Ideally, you want to find a discounted property that needs cosmetic or minor work. For example, a home that needs new interior doors, flooring, and paint may come at a significantly discounted price, but the costs of repairs won’t be too overwhelming, especially if you can do it yourself.
However, a home that needs a new roof, new heating system, or any major structural repairs could be very costly. Always look for manageable repairs, get a thorough inspection, and ask for a quote from a construction crew in the area if you’ll need it.
From there, look for a property in the right location and amenities. For example, it will be much easier to find tenants and improve resale value on a home with a pool that’s near a public transportation stop.
Get to Work
Doing anything yourself will save you a small fortune in labor costs, so do as much of the renovations as you can on your own. Anybody can learn to paint, do some basic landscaping, or make small hardware repairs around the home, and it could save you thousands of dollars.
Shop Around for Loans
Another big savings opportunity is with your loans, especially with rising interest rates around the country. When choosing a mortgage lender, make sure it matches your goals.

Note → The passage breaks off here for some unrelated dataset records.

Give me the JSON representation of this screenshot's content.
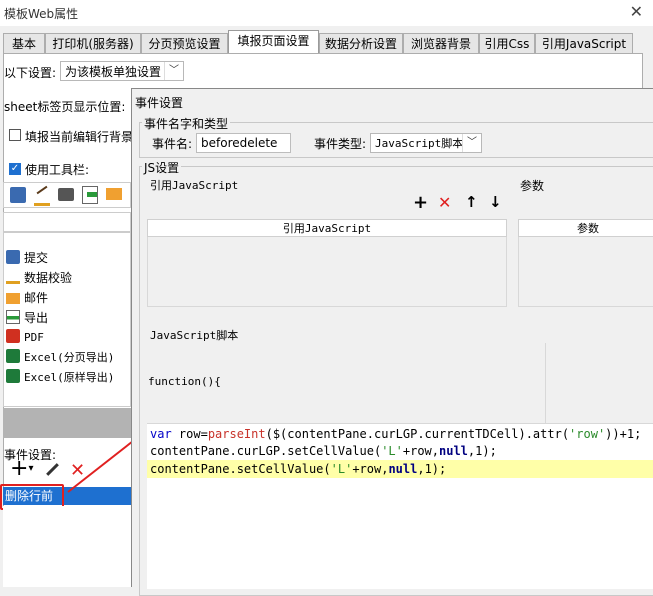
{
  "window": {
    "title": "模板Web属性",
    "close_glyph": "✕"
  },
  "tabs": [
    {
      "label": "基本"
    },
    {
      "label": "打印机(服务器)"
    },
    {
      "label": "分页预览设置"
    },
    {
      "label": "填报页面设置"
    },
    {
      "label": "数据分析设置"
    },
    {
      "label": "浏览器背景"
    },
    {
      "label": "引用Css"
    },
    {
      "label": "引用JavaScript"
    }
  ],
  "active_tab": "填报页面设置",
  "settings": {
    "scope_label": "以下设置:",
    "scope_value": "为该模板单独设置",
    "sheet_pos_label": "sheet标签页显示位置:",
    "fill_bg_label": "填报当前编辑行背景",
    "fill_bg_checked": false,
    "toolbar_label": "使用工具栏:",
    "toolbar_checked": true
  },
  "toolbar_items": [
    {
      "label": "提交",
      "icon": "submit-icon"
    },
    {
      "label": "数据校验",
      "icon": "validate-icon"
    },
    {
      "label": "邮件",
      "icon": "mail-icon"
    },
    {
      "label": "导出",
      "icon": "export-icon"
    },
    {
      "label": "PDF",
      "icon": "pdf-icon"
    },
    {
      "label": "Excel(分页导出)",
      "icon": "excel-icon"
    },
    {
      "label": "Excel(原样导出)",
      "icon": "excel-icon"
    }
  ],
  "event_settings": {
    "label": "事件设置:",
    "add_glyph": "+",
    "add_arrow": "▾",
    "delete_glyph": "✕",
    "selected_event": "删除行前"
  },
  "dialog": {
    "title": "事件设置",
    "name_group": "事件名字和类型",
    "event_name_label": "事件名:",
    "event_name_value": "beforedelete",
    "event_type_label": "事件类型:",
    "event_type_value": "JavaScript脚本",
    "js_group": "JS设置",
    "ref_js_label": "引用JavaScript",
    "params_label": "参数",
    "ref_js_header": "引用JavaScript",
    "params_header": "参数",
    "script_label": "JavaScript脚本",
    "function_line": "function(){",
    "buttons": {
      "add": "+",
      "delete": "✕",
      "up": "↑",
      "down": "↓"
    }
  },
  "code": {
    "line1": {
      "kw": "var",
      "a": " row=",
      "fn": "parseInt",
      "b": "($(contentPane.curLGP.currentTDCell).attr(",
      "str": "'row'",
      "c": "))+1;"
    },
    "line2": {
      "a": "contentPane.curLGP.setCellValue(",
      "str": "'L'",
      "b": "+row,",
      "kw": "null",
      "c": ",1);"
    },
    "line3": {
      "a": "contentPane.setCellValue(",
      "str": "'L'",
      "b": "+row,",
      "kw": "null",
      "c": ",1);"
    }
  },
  "colors": {
    "selection": "#1e70d0",
    "highlight_line": "#ffffa8",
    "annotation_red": "#e02020",
    "keyword": "#0000c8",
    "string": "#2a8a2a"
  }
}
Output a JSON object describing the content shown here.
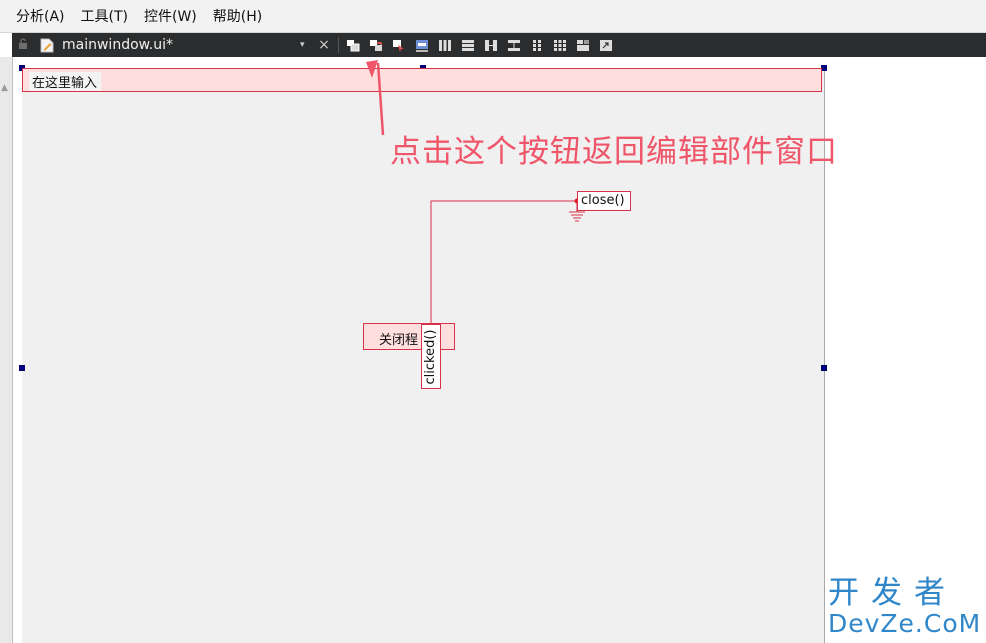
{
  "menubar": {
    "items": [
      "分析(A)",
      "工具(T)",
      "控件(W)",
      "帮助(H)"
    ]
  },
  "tab": {
    "title": "mainwindow.ui*",
    "dropdown": "▾",
    "close": "×"
  },
  "toolbar": {
    "buttons": [
      "edit-widgets-icon",
      "edit-signals-slots-icon",
      "edit-buddies-icon",
      "edit-tab-order-icon",
      "layout-horizontal-icon",
      "layout-vertical-icon",
      "layout-horizontal-splitter-icon",
      "layout-vertical-splitter-icon",
      "layout-form-icon",
      "layout-grid-icon",
      "break-layout-icon",
      "adjust-size-icon"
    ]
  },
  "form": {
    "lineedit_text": "在这里输入",
    "button_text": "关闭程",
    "signal_text": "clicked()",
    "slot_text": "close()"
  },
  "annotation": {
    "text": "点击这个按钮返回编辑部件窗口",
    "color": "#f0566a"
  },
  "watermark": {
    "cn": "开发者",
    "en": "DevZe.CoM",
    "color": "#2f86c9"
  },
  "colors": {
    "selection_border": "#d8324a",
    "selection_fill": "#ffdede",
    "handle": "#00007a",
    "tabbar_bg": "#2b2d2f"
  }
}
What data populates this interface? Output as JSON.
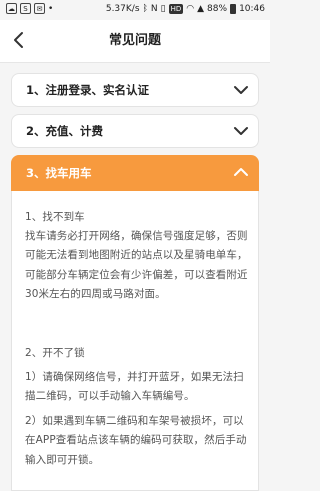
{
  "status_bar": {
    "network_speed": "5.37K/s",
    "hd": "HD",
    "battery": "88%",
    "time": "10:46"
  },
  "nav": {
    "title": "常见问题"
  },
  "sections": [
    {
      "label": "1、注册登录、实名认证"
    },
    {
      "label": "2、充值、计费"
    },
    {
      "label": "3、找车用车"
    }
  ],
  "content": {
    "p1": "1、找不到车",
    "p2": "找车请务必打开网络，确保信号强度足够，否则可能无法看到地图附近的站点以及星骑电单车，可能部分车辆定位会有少许偏差，可以查看附近30米左右的四周或马路对面。",
    "p3": "2、开不了锁",
    "p4": "1）请确保网络信号，并打开蓝牙，如果无法扫描二维码，可以手动输入车辆编号。",
    "p5": "2）如果遇到车辆二维码和车架号被损坏，可以在APP查看站点该车辆的编码可获取，然后手动输入即可开锁。"
  }
}
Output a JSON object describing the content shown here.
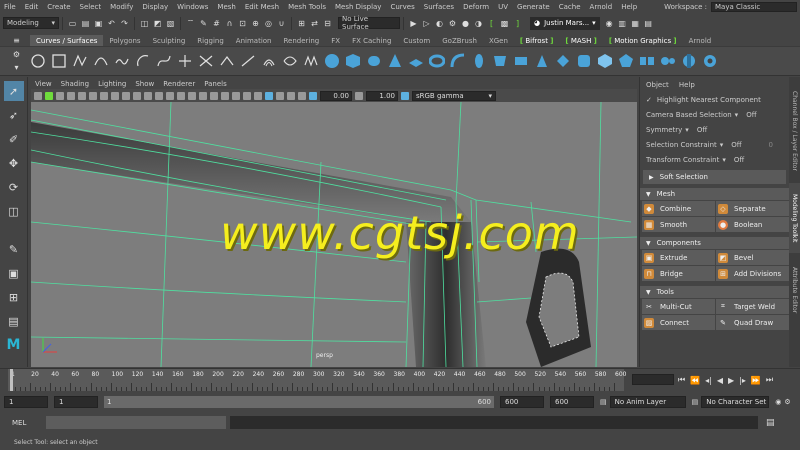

Before opening the loan, review the lender’s policy on refinancing and make sure that you’ll be eligible and that their policies will work out in your favor overall. For example, if you choose a lender that offers a 4% loan instead of a 4.5% loan but the fees and interest rates for a cash-out refinance will cost more than that 0.5% difference, you could spend thousands unnecessarily.
Do your homework ahead of time to avoid this!
Start Investing Today
Now that we’ve answered the question, “What is the BRRRR method?”, you can see why it’s such a popular investment strategy. It allows nearly anyone to build a serious real estate portfolio, especially if you buy the right place and lay the groundwork. Use these tips to your advantage and start growing your business today!